Imagine also, given DD1's class, if all 10 parents decided to 'pop in' for a few minutes. You could have an hour and 40 minutes of teaching time gone, with each parent just 'popping in' for 10 minutes. Add to that, the amount of time it takes to refocus the children, who often have limited attention spans anyway. Additionally, the staff, with the best will in the world, will be diverting some of their attention away from the children to the parents.

Then, you have the issue that the parents don't know the profile and the needs of the children in the class. They won't know if behaving in a particular way would upset 'Charlie'. An example, is that if I went in to DD1's Yr R class for any reason, they couldn't do anything with one of DD1's classmates, because he was so fixated on my mobile phone (that just happened to be in a holster clipped onto my belt loop) that he would completely zone out anything else.

It is hard to know that your child is away for 6 hours, and you don't hear anything from them at the end of the day, and desperately try and glean the tiniest scraps of information from them. But, school is their 'work' time and it is for them, not us.

MedusaIsHavingABadHairDay Tue 04-Oct-11 23:11:46

I teach in a SLD special school and my son is a pupil there.
Like many others we hold frequent coffee mornings etc and no one EVER mind parents popping in for a quick chat..but preferably at the end of the day as we have time to talk whereas mornings are very very busy. Any parent is welcome to come and see a member of staff to discuss concerns or chat.

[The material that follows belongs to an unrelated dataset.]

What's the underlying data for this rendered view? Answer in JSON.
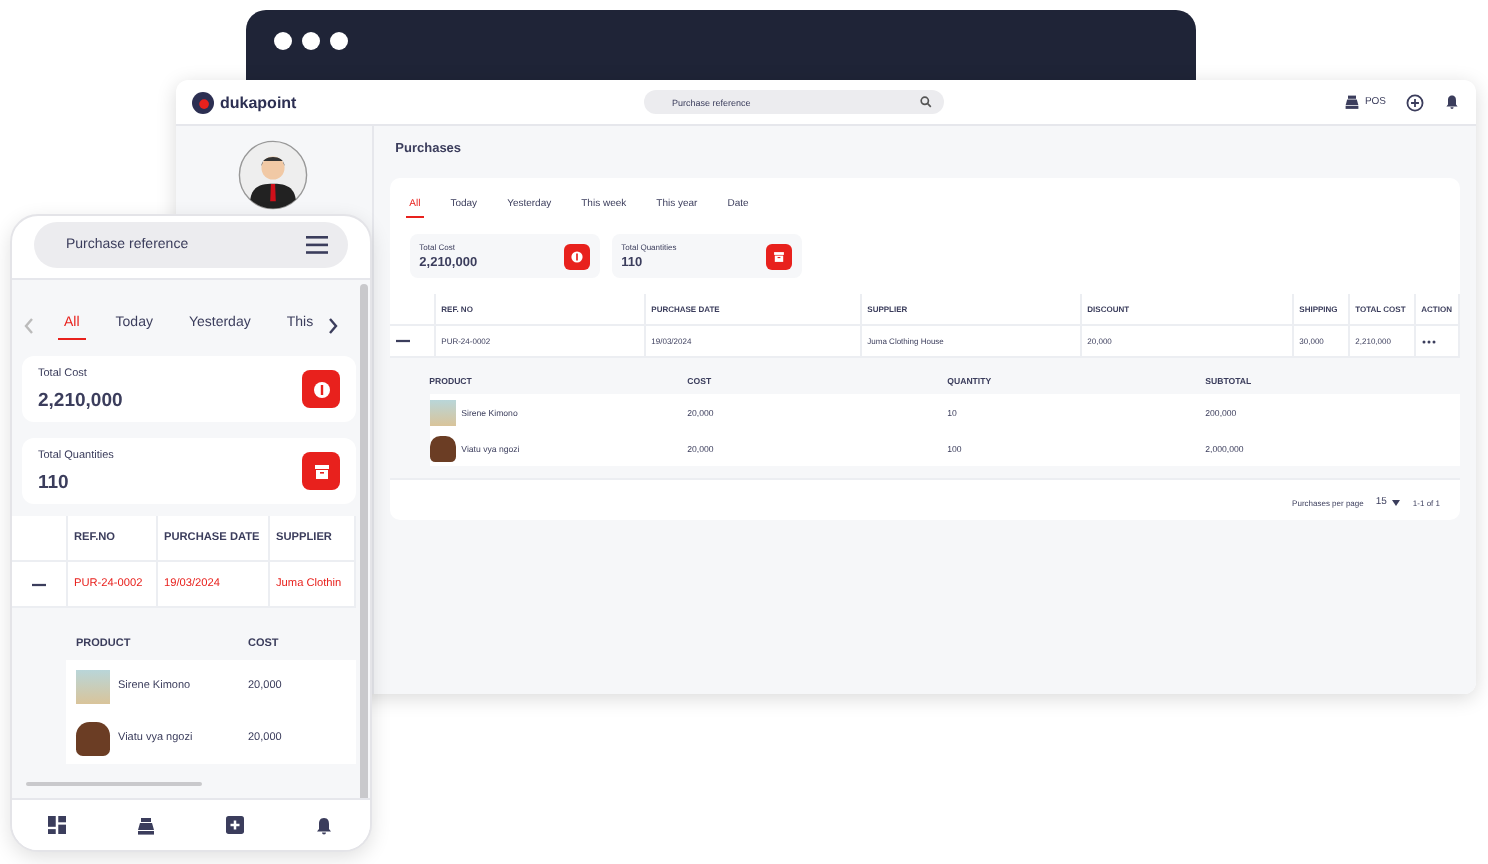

But in the class..sitting in at random times? No. I would consider that utterly disruptive to the atmosphere of the class. My class all have SLD and most are also autistic and our class NEEDS calm routine, with everything predictable, and as much as can be, everything the same as per the daily timetable. A parent sitting in at random would create huge anxieties for other pupils and confusion. It has nothing to do with 'hiding' what we do, far from it, we are very proud of how our class runs, but we run it for the children..and their needs are always paramount.

For example, we have one child who is fixated by tights on women.. he's a large teen, with limited understanding, and can display very challenging behaviour. A mum popping in wearing a skirt would simply put him in a situation where he could have extreme difficulty controlling his behaviour.. and the whole class would be affected.

"Disruption' isn't a dirty word.. it's a fact that to help the children, classes don't benefit from people popping in willy nilly. It's difficult enough with the necessary extras (OTs Physios, SALTS etc) but they are seen by all regularly enough to become familiar faces and the good ones do everything possible to minimise their impact on the class.

Good home>school communication is essential.. home school diaries should be used effectively, but I think you need to trust the staff to be doing their job..or reconsider where your child is schooled!